Evaluating 802.11ac Features in Indoor WLAN- An Empirical Study of Performance and Fairness

 

We present a thorough and extensive experimental performance characterization of the achievable data throughput, jitter, and fairness of the IEEE 802.11ac standard for indoor Wireless Local Area Networks (WLANs) using real testbed deployments and statistical analysis.

October 3, 2016
WiNTECH – International Workshop on Wireless Network Testbeds, Experimental Evaluation & Characterization 2016

 

Authors

Lito Kriara (Disney Research)

Edgar Costa Molero (Disney Research/ETH Joint M.Sc.)

Thomas Gross (ETH Zurich)

Experimental Characterization of 802.11ac Indoor Performance and Fairness

Abstract

802.11ac aims to enable the provisioning of higher throughput by incorporating wider channels, more spatial streams, and denser modulation compared to the 802.11n standard.
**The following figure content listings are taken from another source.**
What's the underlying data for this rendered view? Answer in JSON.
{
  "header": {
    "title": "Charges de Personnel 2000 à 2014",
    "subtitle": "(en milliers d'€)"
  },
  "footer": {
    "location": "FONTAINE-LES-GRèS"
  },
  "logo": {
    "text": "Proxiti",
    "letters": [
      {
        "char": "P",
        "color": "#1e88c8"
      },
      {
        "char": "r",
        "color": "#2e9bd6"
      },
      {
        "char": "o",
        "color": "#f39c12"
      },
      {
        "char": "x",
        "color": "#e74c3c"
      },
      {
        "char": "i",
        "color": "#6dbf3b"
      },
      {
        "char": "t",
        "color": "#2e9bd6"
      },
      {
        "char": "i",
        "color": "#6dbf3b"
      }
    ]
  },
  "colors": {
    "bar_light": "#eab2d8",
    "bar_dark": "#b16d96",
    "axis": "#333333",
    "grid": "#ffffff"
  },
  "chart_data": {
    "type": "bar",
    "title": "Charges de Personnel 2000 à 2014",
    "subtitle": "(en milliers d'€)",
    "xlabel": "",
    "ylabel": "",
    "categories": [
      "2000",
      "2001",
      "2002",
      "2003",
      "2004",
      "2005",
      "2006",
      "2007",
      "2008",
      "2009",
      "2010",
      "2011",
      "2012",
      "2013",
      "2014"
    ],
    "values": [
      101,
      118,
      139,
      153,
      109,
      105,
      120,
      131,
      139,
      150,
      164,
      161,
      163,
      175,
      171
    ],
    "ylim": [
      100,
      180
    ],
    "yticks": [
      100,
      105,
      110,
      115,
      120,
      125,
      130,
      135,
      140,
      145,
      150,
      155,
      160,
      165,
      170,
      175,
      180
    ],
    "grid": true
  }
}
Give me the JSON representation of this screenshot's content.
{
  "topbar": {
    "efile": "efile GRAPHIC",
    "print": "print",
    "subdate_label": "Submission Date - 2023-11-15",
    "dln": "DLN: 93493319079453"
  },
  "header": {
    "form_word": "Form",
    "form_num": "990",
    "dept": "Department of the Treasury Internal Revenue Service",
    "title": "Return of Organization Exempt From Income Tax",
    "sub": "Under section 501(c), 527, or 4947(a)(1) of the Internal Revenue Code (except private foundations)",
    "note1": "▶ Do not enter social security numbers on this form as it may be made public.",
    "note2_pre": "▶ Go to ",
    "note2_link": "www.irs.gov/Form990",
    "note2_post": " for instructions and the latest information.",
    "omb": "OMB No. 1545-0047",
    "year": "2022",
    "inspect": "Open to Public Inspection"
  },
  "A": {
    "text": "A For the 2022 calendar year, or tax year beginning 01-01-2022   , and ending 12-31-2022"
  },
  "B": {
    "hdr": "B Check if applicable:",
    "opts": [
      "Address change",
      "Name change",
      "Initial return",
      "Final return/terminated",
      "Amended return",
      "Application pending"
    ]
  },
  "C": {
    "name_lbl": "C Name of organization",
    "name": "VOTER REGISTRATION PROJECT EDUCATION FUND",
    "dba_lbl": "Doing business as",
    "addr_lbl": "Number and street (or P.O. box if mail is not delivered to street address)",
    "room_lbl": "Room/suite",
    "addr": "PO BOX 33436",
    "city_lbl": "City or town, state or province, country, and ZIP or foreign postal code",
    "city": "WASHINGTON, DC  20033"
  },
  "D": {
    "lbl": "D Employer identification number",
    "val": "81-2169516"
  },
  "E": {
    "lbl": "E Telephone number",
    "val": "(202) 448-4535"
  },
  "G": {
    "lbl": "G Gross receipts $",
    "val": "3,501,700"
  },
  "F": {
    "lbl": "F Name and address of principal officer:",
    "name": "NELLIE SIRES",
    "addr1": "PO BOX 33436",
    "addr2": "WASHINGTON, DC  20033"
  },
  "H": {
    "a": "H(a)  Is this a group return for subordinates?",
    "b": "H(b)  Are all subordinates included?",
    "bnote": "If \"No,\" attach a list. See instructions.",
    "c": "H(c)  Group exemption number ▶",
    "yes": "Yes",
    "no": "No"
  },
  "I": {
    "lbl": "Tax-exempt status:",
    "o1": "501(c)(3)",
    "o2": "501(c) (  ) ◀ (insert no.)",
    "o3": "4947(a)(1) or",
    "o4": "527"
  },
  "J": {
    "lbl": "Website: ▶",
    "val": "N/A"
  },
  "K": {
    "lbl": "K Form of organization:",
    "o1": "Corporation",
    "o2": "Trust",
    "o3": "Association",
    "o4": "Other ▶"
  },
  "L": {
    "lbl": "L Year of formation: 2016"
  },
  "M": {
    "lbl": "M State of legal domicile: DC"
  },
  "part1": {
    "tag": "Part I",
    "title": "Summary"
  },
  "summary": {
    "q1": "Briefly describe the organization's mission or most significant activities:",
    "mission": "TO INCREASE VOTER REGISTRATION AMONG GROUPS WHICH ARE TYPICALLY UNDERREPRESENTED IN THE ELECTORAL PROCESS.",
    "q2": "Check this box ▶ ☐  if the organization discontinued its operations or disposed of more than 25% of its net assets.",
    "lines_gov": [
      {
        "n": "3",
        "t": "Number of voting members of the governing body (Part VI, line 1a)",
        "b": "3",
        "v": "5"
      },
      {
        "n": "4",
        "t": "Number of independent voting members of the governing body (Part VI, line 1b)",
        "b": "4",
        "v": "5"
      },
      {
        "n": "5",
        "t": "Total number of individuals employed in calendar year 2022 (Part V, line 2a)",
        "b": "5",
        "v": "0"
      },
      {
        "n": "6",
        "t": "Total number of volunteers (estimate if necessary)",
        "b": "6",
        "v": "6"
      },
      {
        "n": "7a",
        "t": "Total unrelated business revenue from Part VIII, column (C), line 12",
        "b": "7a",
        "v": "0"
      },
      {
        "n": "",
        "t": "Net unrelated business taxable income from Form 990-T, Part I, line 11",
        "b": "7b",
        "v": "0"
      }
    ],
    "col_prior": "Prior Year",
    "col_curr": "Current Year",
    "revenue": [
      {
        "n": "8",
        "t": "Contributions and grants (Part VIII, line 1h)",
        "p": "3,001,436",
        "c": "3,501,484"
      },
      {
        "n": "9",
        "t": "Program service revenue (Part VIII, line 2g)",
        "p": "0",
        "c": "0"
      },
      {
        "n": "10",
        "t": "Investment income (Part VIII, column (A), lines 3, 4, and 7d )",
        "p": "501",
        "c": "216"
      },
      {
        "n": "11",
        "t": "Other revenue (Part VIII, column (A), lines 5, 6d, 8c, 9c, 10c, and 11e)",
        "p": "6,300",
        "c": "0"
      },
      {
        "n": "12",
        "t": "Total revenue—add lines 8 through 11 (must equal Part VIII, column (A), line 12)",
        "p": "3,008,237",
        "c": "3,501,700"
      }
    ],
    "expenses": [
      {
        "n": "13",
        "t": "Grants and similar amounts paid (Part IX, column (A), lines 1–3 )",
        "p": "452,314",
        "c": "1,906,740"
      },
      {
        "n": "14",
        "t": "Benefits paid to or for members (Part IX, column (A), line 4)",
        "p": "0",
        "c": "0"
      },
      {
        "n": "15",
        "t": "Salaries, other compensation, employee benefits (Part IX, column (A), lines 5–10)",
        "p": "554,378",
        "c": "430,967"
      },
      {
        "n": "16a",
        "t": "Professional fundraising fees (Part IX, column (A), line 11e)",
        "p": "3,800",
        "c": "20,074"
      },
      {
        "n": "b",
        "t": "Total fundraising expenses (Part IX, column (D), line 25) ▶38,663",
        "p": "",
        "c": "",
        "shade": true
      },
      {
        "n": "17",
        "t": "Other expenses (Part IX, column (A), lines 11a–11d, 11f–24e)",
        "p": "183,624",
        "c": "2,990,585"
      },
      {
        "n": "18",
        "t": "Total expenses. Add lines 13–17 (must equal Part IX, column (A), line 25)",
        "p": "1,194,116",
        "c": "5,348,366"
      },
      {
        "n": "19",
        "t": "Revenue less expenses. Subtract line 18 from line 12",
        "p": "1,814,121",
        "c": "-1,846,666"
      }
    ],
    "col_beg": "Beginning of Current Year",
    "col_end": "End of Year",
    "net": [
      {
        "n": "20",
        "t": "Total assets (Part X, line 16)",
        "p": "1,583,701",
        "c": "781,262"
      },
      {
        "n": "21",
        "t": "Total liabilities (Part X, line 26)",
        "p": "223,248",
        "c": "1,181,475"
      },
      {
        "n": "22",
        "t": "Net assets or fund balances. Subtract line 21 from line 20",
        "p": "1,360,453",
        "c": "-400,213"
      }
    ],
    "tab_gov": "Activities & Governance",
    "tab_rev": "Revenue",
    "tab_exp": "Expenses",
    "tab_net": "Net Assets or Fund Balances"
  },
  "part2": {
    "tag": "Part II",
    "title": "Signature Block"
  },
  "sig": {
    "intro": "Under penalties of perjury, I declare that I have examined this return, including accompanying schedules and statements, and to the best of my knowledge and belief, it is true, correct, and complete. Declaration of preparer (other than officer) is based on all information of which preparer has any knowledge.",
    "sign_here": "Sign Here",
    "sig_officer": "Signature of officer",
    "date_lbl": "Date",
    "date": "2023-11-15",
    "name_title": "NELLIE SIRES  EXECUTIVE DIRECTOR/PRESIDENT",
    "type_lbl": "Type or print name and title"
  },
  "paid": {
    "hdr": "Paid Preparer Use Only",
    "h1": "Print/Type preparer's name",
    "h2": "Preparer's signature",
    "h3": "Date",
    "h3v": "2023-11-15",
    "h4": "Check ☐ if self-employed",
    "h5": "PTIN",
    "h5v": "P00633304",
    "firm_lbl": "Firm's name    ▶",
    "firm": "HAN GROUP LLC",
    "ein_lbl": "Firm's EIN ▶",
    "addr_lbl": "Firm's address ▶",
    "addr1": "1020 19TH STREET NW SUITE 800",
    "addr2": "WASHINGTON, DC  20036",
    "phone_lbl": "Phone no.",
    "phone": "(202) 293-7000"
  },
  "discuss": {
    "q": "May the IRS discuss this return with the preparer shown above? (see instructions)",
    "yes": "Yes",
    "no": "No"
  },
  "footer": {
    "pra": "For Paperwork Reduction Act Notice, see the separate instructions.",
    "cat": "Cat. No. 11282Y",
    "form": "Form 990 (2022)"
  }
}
Through testbed experiments we use multiple linear regression to gain insights on the influence of individual 802.11ac features and of their combinations on network performance and fairness for various link and interference scenarios. We show that there is interdependence between combinations of features affecting the performance of the WLAN differently than compared to the individual features. Moreover, we compare the impact of the same features in the case of 802.11ac and 802.11n in an experimental testbed setup. We further show that 802.11ac WLANs with wider channels can be fairer compared to 802.11a/n in dense environments with high interference. This paper validates experimentally that 802.11ac can be used not only for delivering very high throughput for multimedia streaming, but also for supporting applications with multiple clients requiring low jitter in a fair manner.